Striptizcilikten gelen Amber Rose pis, mundar, hata, kaka!

Yok öyle! Yemezler.

Amber Rose harbiden itin muhtelif yerlerine soktu Kanye West şımarığını muhtelif kere.

Acayip şuursuz biri Kanye West. Kendini Walt Disney'le, Picasso'yla, Einstein'la eşit görüyor; ve Kim sahtekarının, uluğ çiftyüzlünün kocası!

Kadının ağzından samimi bir ünlem dahi çıkmıyor!

Böylesi çift standartlara karşı topyekün savaşlar açılıyor Batı'da.

Her cephede tek tek savaşmaktan, en ufak konu üstüne tartışma başlatmaktan imtina edilmiyor.

Önyargının yamuk cetvelleri, dizlerin üstüne alınıp tek tek tek kırılıyor.

Ya da kırılmaya çalışılıyor.

 

Ben şahsen yosmanın yosmalığıyla, Gürcü'nün Gürcülüğüyle, geyin geyliğiyle, Ermeni'nin Ermeniliği, Kürt'ün Kürtlüğü, dindarın dindarlığı, ateistin ateistliği , Alevi'nin Aleviliğiyle iftihar ettiği bir ülkede yaşamak isterdim.

Açık açık. Kıvançla. Ele güne karşı.

Herkesin neyse o olduğu bir ülke!

Olduğu şeyden gurur ve onur duyduğu bir Türkiye.

İyice uçtun! Diyeceksiniz.

Tayyip Erdoğan'ın mesela Gürcülüğüyle övündüğü zamanlar, konuşmalar mevcut.
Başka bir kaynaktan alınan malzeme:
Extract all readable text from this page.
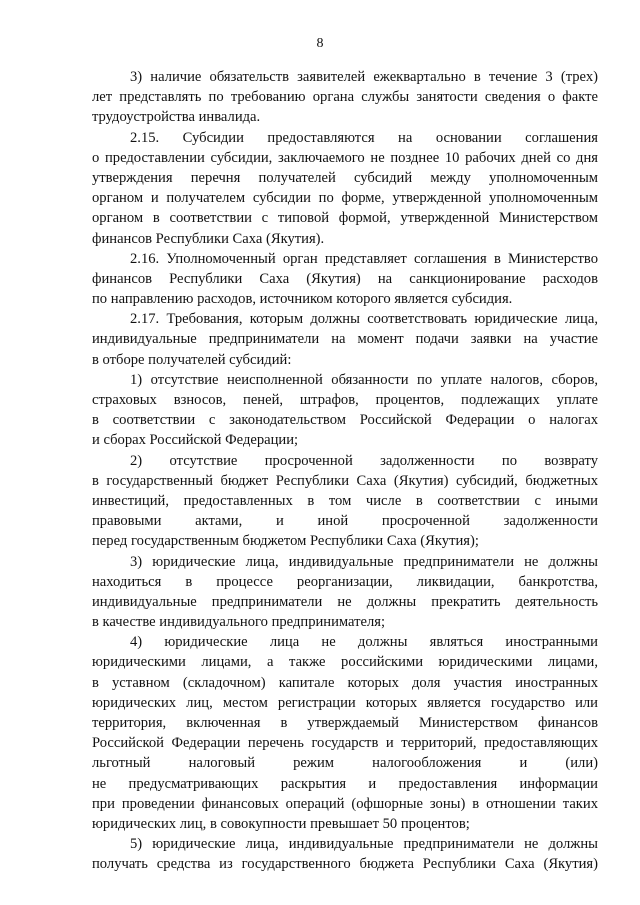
8

3) наличие обязательств заявителей ежеквартально в течение 3 (трех)
лет представлять по требованию органа службы занятости сведения о факте
трудоустройства инвалида.

2.15. Субсидии предоставляются на основании соглашения
о предоставлении субсидии, заключаемого не позднее 10 рабочих дней со дня
утверждения перечня получателей субсидий между уполномоченным
органом и получателем субсидии по форме, утвержденной уполномоченным
органом в соответствии с типовой формой, утвержденной Министерством
финансов Республики Саха (Якутия).

2.16. Уполномоченный орган представляет соглашения в Министерство
финансов Республики Саха (Якутия) на санкционирование расходов
по направлению расходов, источником которого является субсидия.

2.17. Требования, которым должны соответствовать юридические лица,
индивидуальные предприниматели на момент подачи заявки на участие
в отборе получателей субсидий:

1) отсутствие неисполненной обязанности по уплате налогов, сборов,
страховых взносов, пеней, штрафов, процентов, подлежащих уплате
в соответствии с законодательством Российской Федерации о налогах
и сборах Российской Федерации;

2) отсутствие просроченной задолженности по возврату
в государственный бюджет Республики Саха (Якутия) субсидий, бюджетных
инвестиций, предоставленных в том числе в соответствии с иными
правовыми актами, и иной просроченной задолженности
перед государственным бюджетом Республики Саха (Якутия);

3) юридические лица, индивидуальные предприниматели не должны
находиться в процессе реорганизации, ликвидации, банкротства,
индивидуальные предприниматели не должны прекратить деятельность
в качестве индивидуального предпринимателя;

4) юридические лица не должны являться иностранными
юридическими лицами, а также российскими юридическими лицами,
в уставном (складочном) капитале которых доля участия иностранных
юридических лиц, местом регистрации которых является государство или
территория, включенная в утверждаемый Министерством финансов
Российской Федерации перечень государств и территорий, предоставляющих
льготный налоговый режим налогообложения и (или)
не предусматривающих раскрытия и предоставления информации
при проведении финансовых операций (офшорные зоны) в отношении таких
юридических лиц, в совокупности превышает 50 процентов;

5) юридические лица, индивидуальные предприниматели не должны
получать средства из государственного бюджета Республики Саха (Якутия)
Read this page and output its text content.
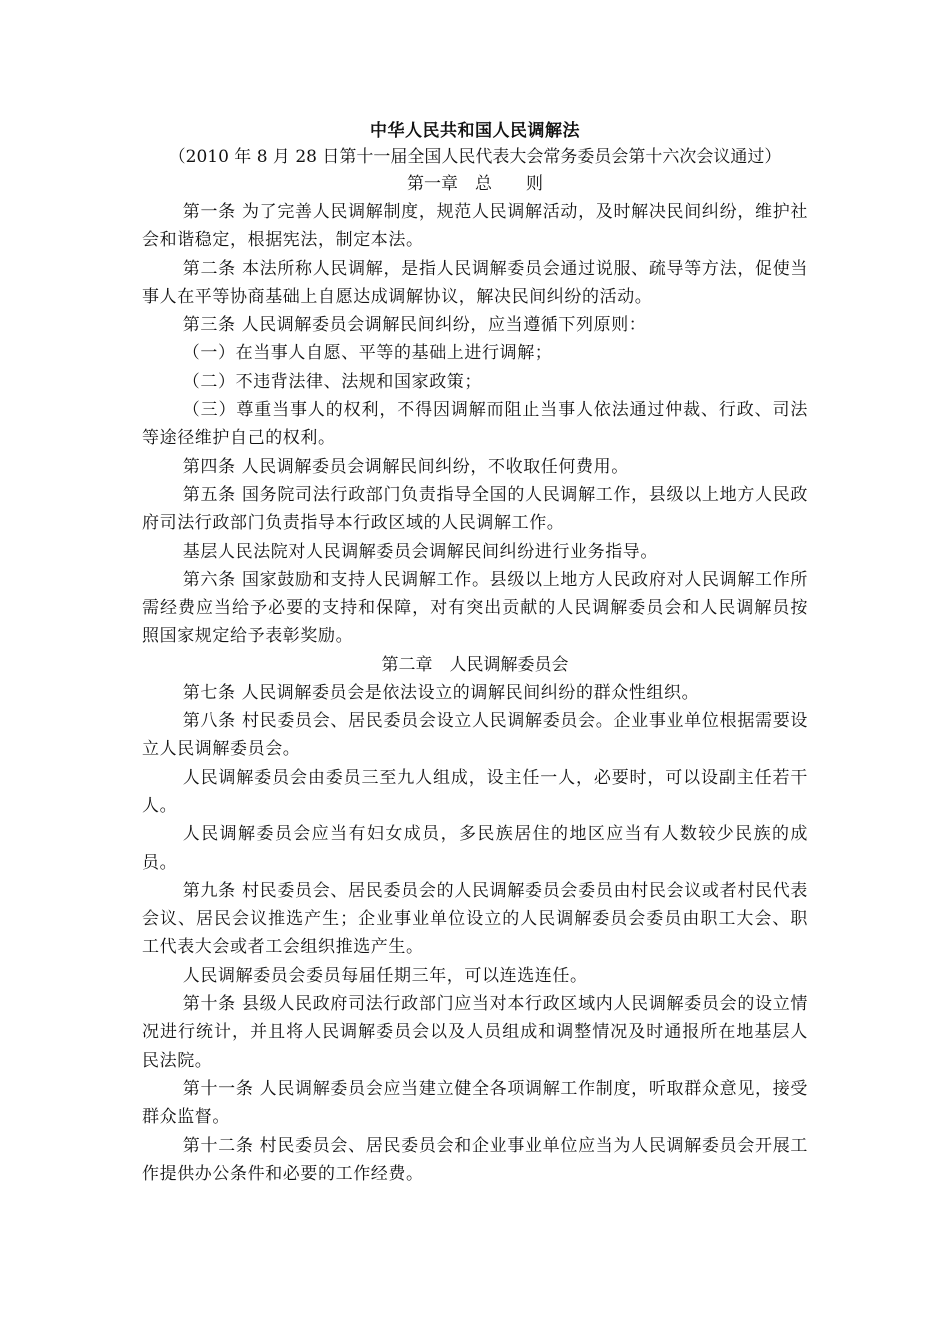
中华人民共和国人民调解法
（2010 年 8 月 28 日第十一届全国人民代表大会常务委员会第十六次会议通过）
第一章　总　　则

第一条 为了完善人民调解制度，规范人民调解活动，及时解决民间纠纷，维护社会和谐稳定，根据宪法，制定本法。

第二条 本法所称人民调解，是指人民调解委员会通过说服、疏导等方法，促使当事人在平等协商基础上自愿达成调解协议，解决民间纠纷的活动。

第三条 人民调解委员会调解民间纠纷，应当遵循下列原则：

（一）在当事人自愿、平等的基础上进行调解；

（二）不违背法律、法规和国家政策；

（三）尊重当事人的权利，不得因调解而阻止当事人依法通过仲裁、行政、司法等途径维护自己的权利。

第四条 人民调解委员会调解民间纠纷，不收取任何费用。

第五条 国务院司法行政部门负责指导全国的人民调解工作，县级以上地方人民政府司法行政部门负责指导本行政区域的人民调解工作。

基层人民法院对人民调解委员会调解民间纠纷进行业务指导。

第六条 国家鼓励和支持人民调解工作。县级以上地方人民政府对人民调解工作所需经费应当给予必要的支持和保障，对有突出贡献的人民调解委员会和人民调解员按照国家规定给予表彰奖励。

第二章　人民调解委员会

第七条 人民调解委员会是依法设立的调解民间纠纷的群众性组织。

第八条 村民委员会、居民委员会设立人民调解委员会。企业事业单位根据需要设立人民调解委员会。

人民调解委员会由委员三至九人组成，设主任一人，必要时，可以设副主任若干人。

人民调解委员会应当有妇女成员，多民族居住的地区应当有人数较少民族的成员。

第九条 村民委员会、居民委员会的人民调解委员会委员由村民会议或者村民代表会议、居民会议推选产生；企业事业单位设立的人民调解委员会委员由职工大会、职工代表大会或者工会组织推选产生。

人民调解委员会委员每届任期三年，可以连选连任。

第十条 县级人民政府司法行政部门应当对本行政区域内人民调解委员会的设立情况进行统计，并且将人民调解委员会以及人员组成和调整情况及时通报所在地基层人民法院。

第十一条 人民调解委员会应当建立健全各项调解工作制度，听取群众意见，接受群众监督。

第十二条 村民委员会、居民委员会和企业事业单位应当为人民调解委员会开展工作提供办公条件和必要的工作经费。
Vardı. Oldu.

Sonra gün oluyor, devran dönüyor.

Bi gün takside giderken ''Benim için Gürcü, affedersiniz Ermeni dahi dediler!'' diye bir konuşmasını duydum.

Pardon?

NE olduğunu bilmek, kabul etmek ve arkasında durmak.

İkiyüzlülükle bitmeyen bir sınavımız var m-illetçek.

Herrr defasında, biz çakıyoruz sınavda; ikiyüzlülük kazanıyor.

Üstelik elem ve keder içinde de değiliz bu denli ikiyüzlü olduğumuz/ yaşadığımız için.

Burda NORM BU! kafasındayız.

Oysa norm bu değil, normal bu değil ve olmamalı.

Samimiyetten iyisi yok! diye bitiriyorum.

Ve samimiyet için, hakikatçilik için gereken her türlü mücadeleyi vermekten iyisi yok. Bu dünyada.

Fevkalade ders verici, toparlayıverdim olayı!